54 hemispheres with MMD underwent STA-MCA bypass 42(77.8%) single barrel and 12 (22.2%) double barrel. Clinical outcome - mRS was significant with p<0.001 in single barrel and p=0.001 in double barrel groups. The overall AOS showed improvement post-operatively (p=0.032).Perfusion analysis was performed in 20 hemispheres (13 single barrel; 7 double barrel). MCA territories showed significant improvement in single barrel (2.72%, p=0.0294) and double barrel groups (12.89%, p=0.025). Vessel density calculated in MCA territory, showed an overall post-op improvement (p=1.75 x 10-8).
Double barrel STA-MCA bypass clinically as well as radiologically improves perfusion in the ACA as well as MCA territories in MMD. The novel image processing algorithm is an accurate, objective tool to evaluate perfusion in MR images and vessel density in DSA images of MMD.
烟雾病(MMD)的特征是鞍上颈内动脉(ICA)狭窄,导致脑实质缺血。
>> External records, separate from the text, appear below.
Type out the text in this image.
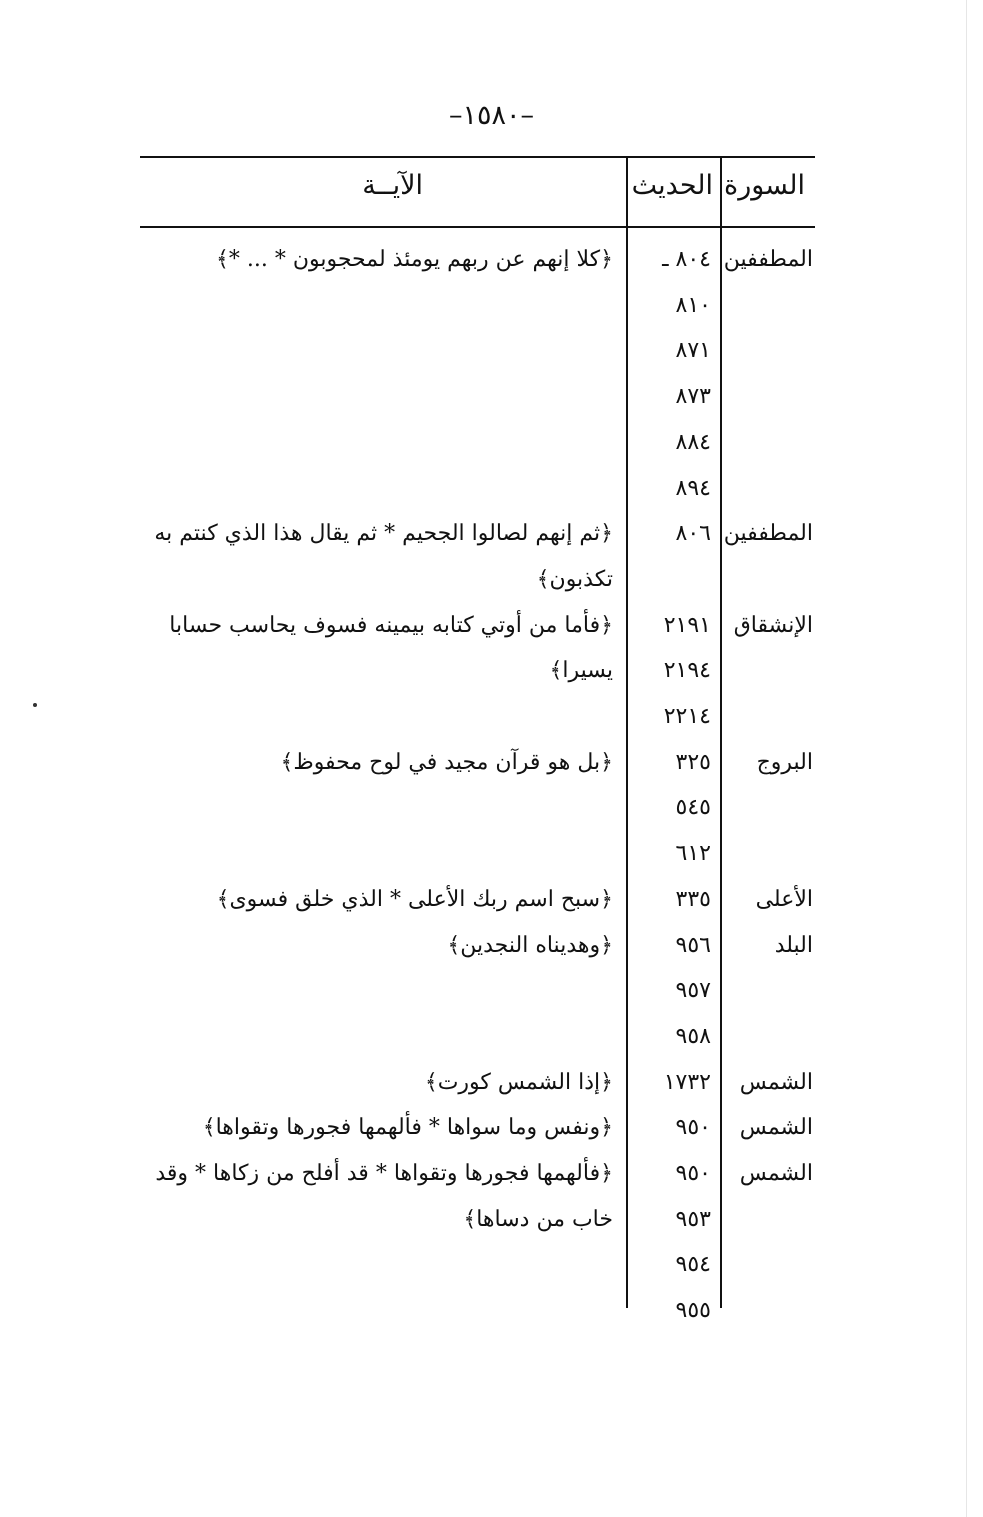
–١٥٨٠–
السورة
الحديث
الآيــة
المطففين
٨٠٤ ـ
﴿كلا إنهم عن ربهم يومئذ لمحجوبون * ... *﴾
٨١٠
٨٧١
٨٧٣
٨٨٤
٨٩٤
المطففين
٨٠٦
﴿ثم إنهم لصالوا الجحيم * ثم يقال هذا الذي كنتم به
تكذبون﴾
الإنشقاق
٢١٩١
﴿فأما من أوتي كتابه بيمينه فسوف يحاسب حسابا
٢١٩٤
يسيرا﴾
٢٢١٤
البروج
٣٢٥
﴿بل هو قرآن مجيد في لوح محفوظ﴾
٥٤٥
٦١٢
الأعلى
٣٣٥
﴿سبح اسم ربك الأعلى * الذي خلق فسوى﴾
البلد
٩٥٦
﴿وهديناه النجدين﴾
٩٥٧
٩٥٨
الشمس
١٧٣٢
﴿إذا الشمس كورت﴾
الشمس
٩٥٠
﴿ونفس وما سواها * فألهمها فجورها وتقواها﴾
الشمس
٩٥٠
﴿فألهمها فجورها وتقواها * قد أفلح من زكاها * وقد
٩٥٣
خاب من دساها﴾
٩٥٤
٩٥٥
直接和间接血管重建技术是治疗的常规方法。我们对单支和双支颞浅动脉-大脑中动脉(STA-MCA)旁路手术治疗烟雾病进行了临床影像学比较。使用新算法评估了脑半球的灌注和数字减影血管造影(DSA)中的血管密度。
采用DSA、动脉自旋标记(ASL)磁共振成像方法以及铃木、松岛、血管造影结果评分(AOS)量表来量化灌注参数;改良Rankin量表(mRS)用于临床评估。设计了一种新的图像处理算法来分析ASL序列并比较灌注情况。使用阈值化DSA图像上的连通分量分析来计算血管密度。
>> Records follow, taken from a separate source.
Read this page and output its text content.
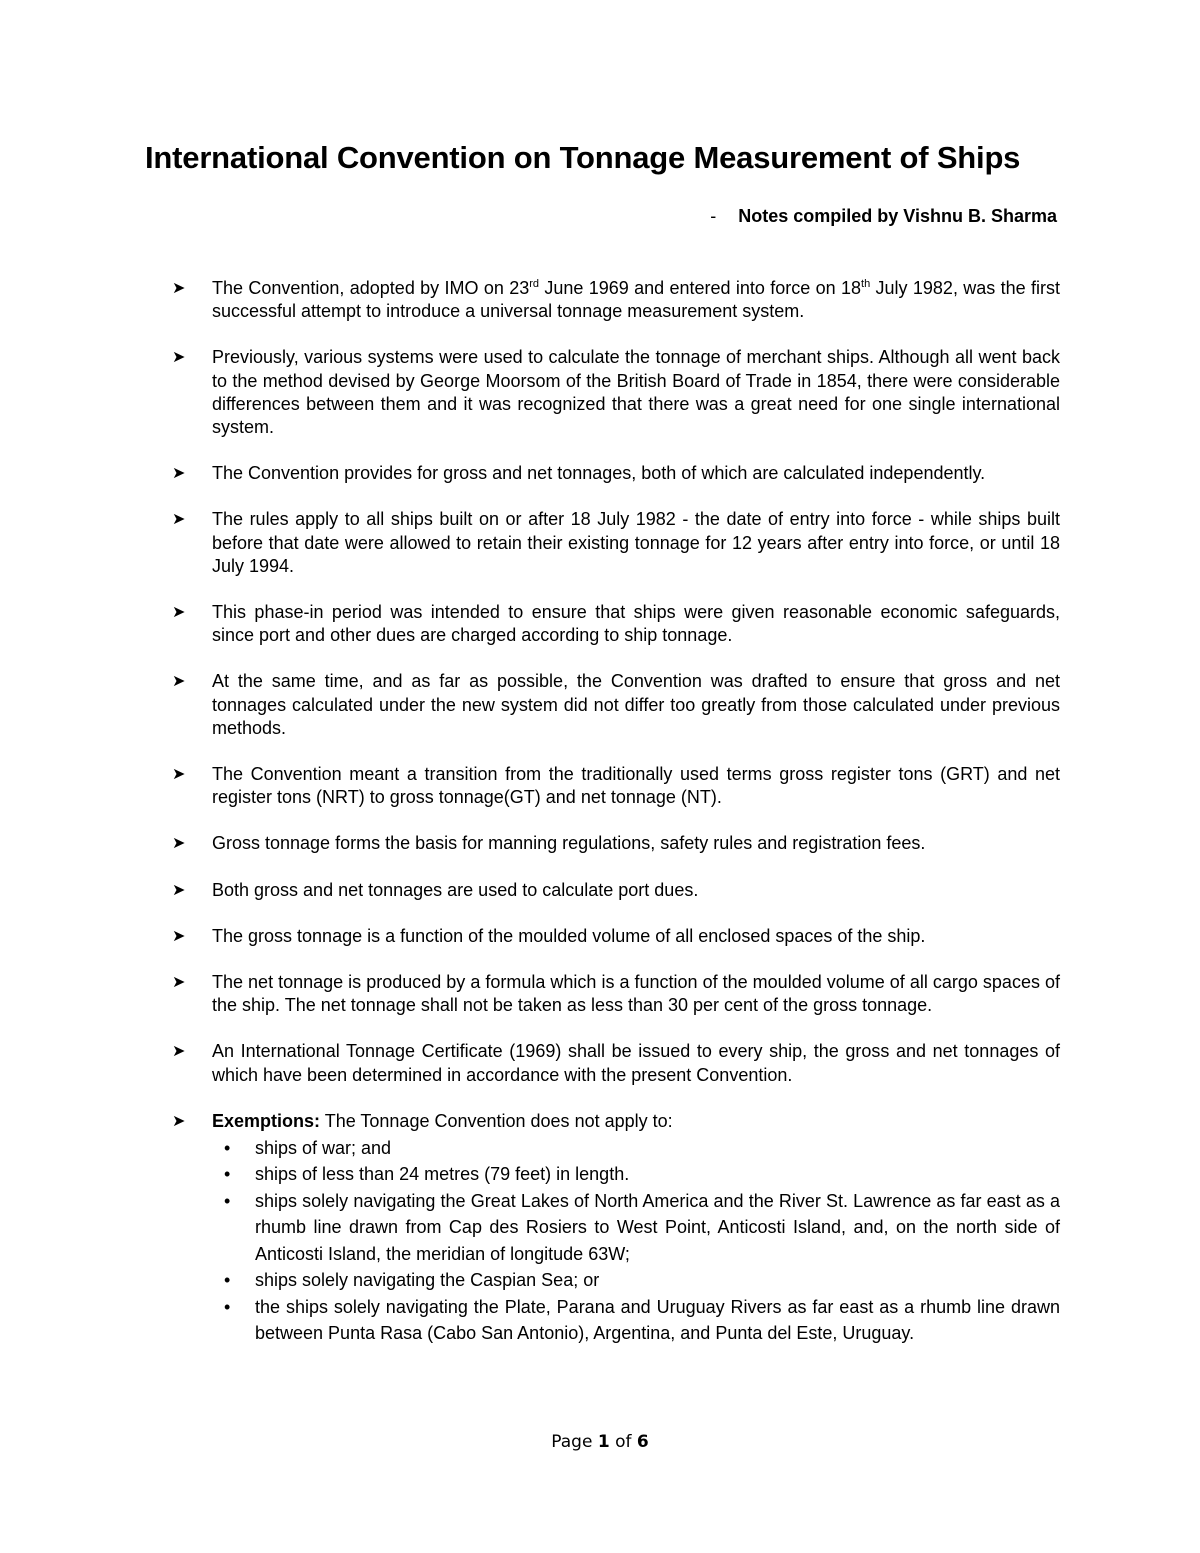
International Convention on Tonnage Measurement of Ships
- Notes compiled by Vishnu B. Sharma
➤ The Convention, adopted by IMO on 23rd June 1969 and entered into force on 18th July 1982, was the first successful attempt to introduce a universal tonnage measurement system.
➤ Previously, various systems were used to calculate the tonnage of merchant ships. Although all went back to the method devised by George Moorsom of the British Board of Trade in 1854, there were considerable differences between them and it was recognized that there was a great need for one single international system.
➤ The Convention provides for gross and net tonnages, both of which are calculated independently.
➤ The rules apply to all ships built on or after 18 July 1982 - the date of entry into force - while ships built before that date were allowed to retain their existing tonnage for 12 years after entry into force, or until 18 July 1994.
➤ This phase-in period was intended to ensure that ships were given reasonable economic safeguards, since port and other dues are charged according to ship tonnage.
➤ At the same time, and as far as possible, the Convention was drafted to ensure that gross and net tonnages calculated under the new system did not differ too greatly from those calculated under previous methods.
➤ The Convention meant a transition from the traditionally used terms gross register tons (GRT) and net register tons (NRT) to gross tonnage(GT) and net tonnage (NT).
➤ Gross tonnage forms the basis for manning regulations, safety rules and registration fees.
➤ Both gross and net tonnages are used to calculate port dues.
➤ The gross tonnage is a function of the moulded volume of all enclosed spaces of the ship.
➤ The net tonnage is produced by a formula which is a function of the moulded volume of all cargo spaces of the ship. The net tonnage shall not be taken as less than 30 per cent of the gross tonnage.
➤ An International Tonnage Certificate (1969) shall be issued to every ship, the gross and net tonnages of which have been determined in accordance with the present Convention.
➤ Exemptions: The Tonnage Convention does not apply to:
• ships of war; and
• ships of less than 24 metres (79 feet) in length.
• ships solely navigating the Great Lakes of North America and the River St. Lawrence as far east as a rhumb line drawn from Cap des Rosiers to West Point, Anticosti Island, and, on the north side of Anticosti Island, the meridian of longitude 63W;
• ships solely navigating the Caspian Sea; or
• the ships solely navigating the Plate, Parana and Uruguay Rivers as far east as a rhumb line drawn between Punta Rasa (Cabo San Antonio), Argentina, and Punta del Este, Uruguay.
Page 1 of 6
54个烟雾病半球接受了STA-MCA旁路手术,42个(77.8%)为单支,12个(22.2%)为双支。临床结果——单支组mRS有显著差异(p<0.001),双支组p = 0.001。总体AOS术后有改善(p = 0.032)。对20个半球(13个单支;7个双支)进行了灌注分析。大脑中动脉供血区在单支组(2.72%,p = 0.0294)和双支组(12.89%,p = 0.025)中均有显著改善。大脑中动脉供血区计算的血管密度术后总体有改善(p = 1.75×10 - 8)。
双支STA-MCA旁路手术在临床和影像学上均改善了烟雾病患者大脑前动脉(ACA)以及大脑中动脉供血区的灌注。这种新的图像处理算法是评估烟雾病磁共振图像灌注和DSA图像血管密度的准确、客观工具。